Why Godello? It thrives in the climate—Mediterranean-continental—influenced by the Atlantic, moderated by the river, and blessed with abundant rain. The variety delivers an enviable range of characteristics in these conditions. It evokes the malleability of Chardonnay, capable of short-term cellaring to produce crisp, refreshing, and youthful wines. It can also handle barrel-aging and lees-stirring to create textured, structured, age-worthy examples. Aromatics span from citrus and herbs to riper peaches and pineapple, all underscored by a stony minerality redolent of the region’s slate soils. Top examples have been compared to white Burgundy. And the local affinity for seafood makes Godello a perfect match at the table. 

Yet despite these assets, the Godello revival didn’t happen overnight. The biggest obstacle lay in convincing skeptical, financially-stressed growers to rip out their plants and start anew. While the first experimental vines for the research program went in the ground in the 1970s, it wasn’t until 1986, over a decade after Fernández defined the mission, that he and Bartolomé finally opened their own winery, Bodegas Godeval. It was the first brand solely dedicated to Godello, created to allow its founders the chance to shepherd fruit from vine to bottle.

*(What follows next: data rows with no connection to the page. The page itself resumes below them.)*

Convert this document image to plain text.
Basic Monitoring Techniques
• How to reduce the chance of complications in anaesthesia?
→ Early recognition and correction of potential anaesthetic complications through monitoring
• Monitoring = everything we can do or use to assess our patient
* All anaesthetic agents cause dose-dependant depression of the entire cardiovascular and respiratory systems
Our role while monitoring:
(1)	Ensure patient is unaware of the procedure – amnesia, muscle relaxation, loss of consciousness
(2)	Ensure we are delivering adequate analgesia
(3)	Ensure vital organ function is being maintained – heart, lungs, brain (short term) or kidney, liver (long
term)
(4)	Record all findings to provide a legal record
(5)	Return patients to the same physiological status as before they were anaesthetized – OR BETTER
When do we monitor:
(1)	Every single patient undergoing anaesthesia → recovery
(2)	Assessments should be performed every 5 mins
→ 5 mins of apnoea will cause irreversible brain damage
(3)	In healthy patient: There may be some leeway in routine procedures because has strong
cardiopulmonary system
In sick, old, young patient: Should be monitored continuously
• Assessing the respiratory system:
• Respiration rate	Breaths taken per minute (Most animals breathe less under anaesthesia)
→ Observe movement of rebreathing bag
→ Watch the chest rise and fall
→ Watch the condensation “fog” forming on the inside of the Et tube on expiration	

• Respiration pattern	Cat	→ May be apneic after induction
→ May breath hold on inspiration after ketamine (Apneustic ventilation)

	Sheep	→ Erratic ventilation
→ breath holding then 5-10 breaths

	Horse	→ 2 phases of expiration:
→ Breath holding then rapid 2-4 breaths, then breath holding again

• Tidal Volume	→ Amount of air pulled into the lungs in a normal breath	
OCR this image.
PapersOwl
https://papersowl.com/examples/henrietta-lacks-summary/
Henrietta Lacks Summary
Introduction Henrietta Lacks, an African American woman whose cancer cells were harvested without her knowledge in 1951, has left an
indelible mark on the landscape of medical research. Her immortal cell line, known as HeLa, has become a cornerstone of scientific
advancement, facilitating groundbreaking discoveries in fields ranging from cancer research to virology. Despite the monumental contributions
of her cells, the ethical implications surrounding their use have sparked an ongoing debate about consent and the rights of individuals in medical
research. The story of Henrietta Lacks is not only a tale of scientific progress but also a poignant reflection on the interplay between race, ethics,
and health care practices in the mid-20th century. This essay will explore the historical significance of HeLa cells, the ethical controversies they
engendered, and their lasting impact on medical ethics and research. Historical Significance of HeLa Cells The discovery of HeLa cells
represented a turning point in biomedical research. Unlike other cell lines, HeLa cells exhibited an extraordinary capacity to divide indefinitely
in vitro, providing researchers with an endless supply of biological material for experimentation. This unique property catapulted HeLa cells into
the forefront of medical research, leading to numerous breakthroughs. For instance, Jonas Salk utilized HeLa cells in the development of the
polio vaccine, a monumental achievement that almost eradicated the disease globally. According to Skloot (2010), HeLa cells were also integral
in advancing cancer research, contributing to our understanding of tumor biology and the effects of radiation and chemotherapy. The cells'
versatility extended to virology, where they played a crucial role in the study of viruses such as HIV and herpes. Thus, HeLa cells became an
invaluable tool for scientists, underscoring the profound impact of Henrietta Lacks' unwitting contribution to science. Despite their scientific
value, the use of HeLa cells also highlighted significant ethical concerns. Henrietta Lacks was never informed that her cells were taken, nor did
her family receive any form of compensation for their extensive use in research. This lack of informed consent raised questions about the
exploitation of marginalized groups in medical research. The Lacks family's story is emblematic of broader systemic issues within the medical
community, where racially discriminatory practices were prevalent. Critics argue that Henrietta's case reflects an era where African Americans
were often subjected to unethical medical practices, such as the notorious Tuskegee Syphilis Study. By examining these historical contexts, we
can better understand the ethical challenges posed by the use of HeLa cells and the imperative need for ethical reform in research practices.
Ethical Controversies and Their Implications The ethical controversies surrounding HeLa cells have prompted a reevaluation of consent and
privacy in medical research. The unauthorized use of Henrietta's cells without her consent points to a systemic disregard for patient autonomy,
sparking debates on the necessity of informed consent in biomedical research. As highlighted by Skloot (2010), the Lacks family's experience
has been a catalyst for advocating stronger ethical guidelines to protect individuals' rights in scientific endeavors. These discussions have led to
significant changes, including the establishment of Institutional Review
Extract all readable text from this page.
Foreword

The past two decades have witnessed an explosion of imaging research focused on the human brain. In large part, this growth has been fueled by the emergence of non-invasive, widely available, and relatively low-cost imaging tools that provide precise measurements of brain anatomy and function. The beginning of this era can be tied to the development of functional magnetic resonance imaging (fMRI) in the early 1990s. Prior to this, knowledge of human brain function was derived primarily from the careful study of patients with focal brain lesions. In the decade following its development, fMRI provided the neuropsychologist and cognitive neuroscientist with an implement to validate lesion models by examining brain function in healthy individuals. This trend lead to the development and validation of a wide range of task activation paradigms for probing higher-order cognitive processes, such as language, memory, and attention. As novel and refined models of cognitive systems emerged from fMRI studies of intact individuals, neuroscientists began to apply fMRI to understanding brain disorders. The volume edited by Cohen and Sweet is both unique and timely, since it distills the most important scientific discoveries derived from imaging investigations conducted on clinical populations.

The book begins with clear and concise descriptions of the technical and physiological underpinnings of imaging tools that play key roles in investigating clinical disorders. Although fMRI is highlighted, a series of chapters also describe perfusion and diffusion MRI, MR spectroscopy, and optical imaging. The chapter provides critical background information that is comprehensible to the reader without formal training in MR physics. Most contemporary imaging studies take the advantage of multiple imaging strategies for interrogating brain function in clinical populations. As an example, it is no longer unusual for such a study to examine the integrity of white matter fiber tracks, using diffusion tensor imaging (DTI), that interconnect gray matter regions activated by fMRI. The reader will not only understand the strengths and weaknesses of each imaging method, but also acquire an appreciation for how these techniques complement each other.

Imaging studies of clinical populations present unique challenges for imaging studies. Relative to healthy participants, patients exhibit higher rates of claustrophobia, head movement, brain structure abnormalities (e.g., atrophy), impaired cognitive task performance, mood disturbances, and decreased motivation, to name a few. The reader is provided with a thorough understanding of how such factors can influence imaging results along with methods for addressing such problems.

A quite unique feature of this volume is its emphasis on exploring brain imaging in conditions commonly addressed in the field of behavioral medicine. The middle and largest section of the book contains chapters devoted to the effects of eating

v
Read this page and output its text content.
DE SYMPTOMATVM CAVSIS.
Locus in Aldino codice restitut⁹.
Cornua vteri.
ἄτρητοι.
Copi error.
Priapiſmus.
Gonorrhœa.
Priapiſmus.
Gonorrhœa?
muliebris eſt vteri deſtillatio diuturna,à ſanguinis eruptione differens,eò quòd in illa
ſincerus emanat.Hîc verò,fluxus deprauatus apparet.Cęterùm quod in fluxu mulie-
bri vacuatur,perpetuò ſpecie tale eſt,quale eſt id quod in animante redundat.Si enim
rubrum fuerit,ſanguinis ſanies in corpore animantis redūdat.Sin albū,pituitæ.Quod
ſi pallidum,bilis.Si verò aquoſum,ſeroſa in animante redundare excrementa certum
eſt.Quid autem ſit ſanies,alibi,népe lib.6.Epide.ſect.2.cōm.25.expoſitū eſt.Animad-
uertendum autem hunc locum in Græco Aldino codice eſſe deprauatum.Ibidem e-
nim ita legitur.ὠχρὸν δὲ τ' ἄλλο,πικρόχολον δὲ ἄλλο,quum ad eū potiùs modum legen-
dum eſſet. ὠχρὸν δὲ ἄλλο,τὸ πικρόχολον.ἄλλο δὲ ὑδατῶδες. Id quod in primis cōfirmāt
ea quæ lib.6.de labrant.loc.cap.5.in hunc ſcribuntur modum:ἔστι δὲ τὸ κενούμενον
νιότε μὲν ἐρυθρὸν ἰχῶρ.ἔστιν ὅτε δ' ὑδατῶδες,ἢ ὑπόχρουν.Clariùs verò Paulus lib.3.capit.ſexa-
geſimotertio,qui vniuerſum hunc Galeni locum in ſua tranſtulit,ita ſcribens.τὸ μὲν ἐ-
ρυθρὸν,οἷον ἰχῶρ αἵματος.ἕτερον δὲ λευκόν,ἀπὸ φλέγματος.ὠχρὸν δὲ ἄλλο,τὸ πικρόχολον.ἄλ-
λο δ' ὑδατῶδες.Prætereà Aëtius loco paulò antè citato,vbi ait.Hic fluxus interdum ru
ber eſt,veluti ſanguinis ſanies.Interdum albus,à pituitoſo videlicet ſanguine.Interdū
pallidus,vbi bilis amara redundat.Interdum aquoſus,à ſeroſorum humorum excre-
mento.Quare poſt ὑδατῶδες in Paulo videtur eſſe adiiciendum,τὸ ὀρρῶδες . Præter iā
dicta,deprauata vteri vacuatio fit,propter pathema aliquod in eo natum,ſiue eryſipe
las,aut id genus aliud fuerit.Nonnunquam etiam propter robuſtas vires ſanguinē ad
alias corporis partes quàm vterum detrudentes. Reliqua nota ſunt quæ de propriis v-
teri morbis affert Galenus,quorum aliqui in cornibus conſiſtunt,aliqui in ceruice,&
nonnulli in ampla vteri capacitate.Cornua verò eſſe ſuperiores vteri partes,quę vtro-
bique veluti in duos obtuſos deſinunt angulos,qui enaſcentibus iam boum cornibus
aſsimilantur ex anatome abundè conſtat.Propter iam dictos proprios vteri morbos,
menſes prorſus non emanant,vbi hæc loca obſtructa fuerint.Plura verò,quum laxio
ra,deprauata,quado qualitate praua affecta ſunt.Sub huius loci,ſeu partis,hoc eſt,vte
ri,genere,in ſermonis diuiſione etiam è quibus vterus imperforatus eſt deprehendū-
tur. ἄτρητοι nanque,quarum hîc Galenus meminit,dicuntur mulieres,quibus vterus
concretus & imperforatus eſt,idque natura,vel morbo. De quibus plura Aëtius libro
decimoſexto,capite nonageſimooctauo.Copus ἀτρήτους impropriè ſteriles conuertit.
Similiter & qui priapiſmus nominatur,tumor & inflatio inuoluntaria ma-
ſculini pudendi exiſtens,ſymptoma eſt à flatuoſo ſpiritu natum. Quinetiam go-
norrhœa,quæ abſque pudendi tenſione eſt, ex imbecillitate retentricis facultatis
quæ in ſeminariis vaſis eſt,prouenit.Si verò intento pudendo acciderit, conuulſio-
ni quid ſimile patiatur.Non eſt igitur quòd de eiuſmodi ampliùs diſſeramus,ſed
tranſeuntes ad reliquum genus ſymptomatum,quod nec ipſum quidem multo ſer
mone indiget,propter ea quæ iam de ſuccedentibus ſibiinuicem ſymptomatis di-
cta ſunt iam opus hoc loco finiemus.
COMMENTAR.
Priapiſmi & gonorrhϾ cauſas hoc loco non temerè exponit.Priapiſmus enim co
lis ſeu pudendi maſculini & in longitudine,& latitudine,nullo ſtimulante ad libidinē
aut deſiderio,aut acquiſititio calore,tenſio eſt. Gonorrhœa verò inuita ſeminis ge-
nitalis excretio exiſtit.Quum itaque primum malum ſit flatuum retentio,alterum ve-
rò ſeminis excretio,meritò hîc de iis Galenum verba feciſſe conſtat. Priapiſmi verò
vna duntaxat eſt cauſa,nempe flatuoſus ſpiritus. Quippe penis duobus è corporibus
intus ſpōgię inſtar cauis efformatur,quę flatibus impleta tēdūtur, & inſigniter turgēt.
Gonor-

That year, Godeval produced 18,000 bottles from two hectares. Two years later, the owners renovated the ground floor of a 12th-century monastery to serve as a cellar. In 2011, production outgrew its medieval confines, and the cellar moved to a modern facility nearby. Today, Godeval is owned by five families, produces 150,000 liters from 21 hectares, has three brands, and exports approximately 30 percent of its wine.

The combined spirit of reclamation with progress behind Godeval’s inception has not been lost with size, time, or the passing of Fernández in 2013. His daughter Araceli Fernández Del Palacio has served as Godeval’s manager since 2006. In pursuit of sustainability, consistency, and the prevention of TCA, Del Palacio outlined how the winery’s teams, both commercial and production, collectively decided to use the innovative closures in Nomacorc’s Select Green line. The cork is fully recyclable and based on renewable, plant-based biopolymers derived from sugar cane. “We studied the problems we had with natural cork so we decided to try this [Nomacorc] solution to close our bottles,” she said.

In 2014, the winery debuted a vinous homage to the founding program. The limited release “Revival” was the culmination of three years of research and development on cryomaceration and extended lees contact, techniques applied to grapes from the oldest, flagship vineyard called Pancho to create the wine.

The results are as evocative as tasting light through stained glass.

The wine’s crystalline character and quivering tension delivers juicy peach, grapefruit, and ginger notes, and serves as a delicious testament to Fernández’s conviction in Godello as a uniquely Galician, world-class grape.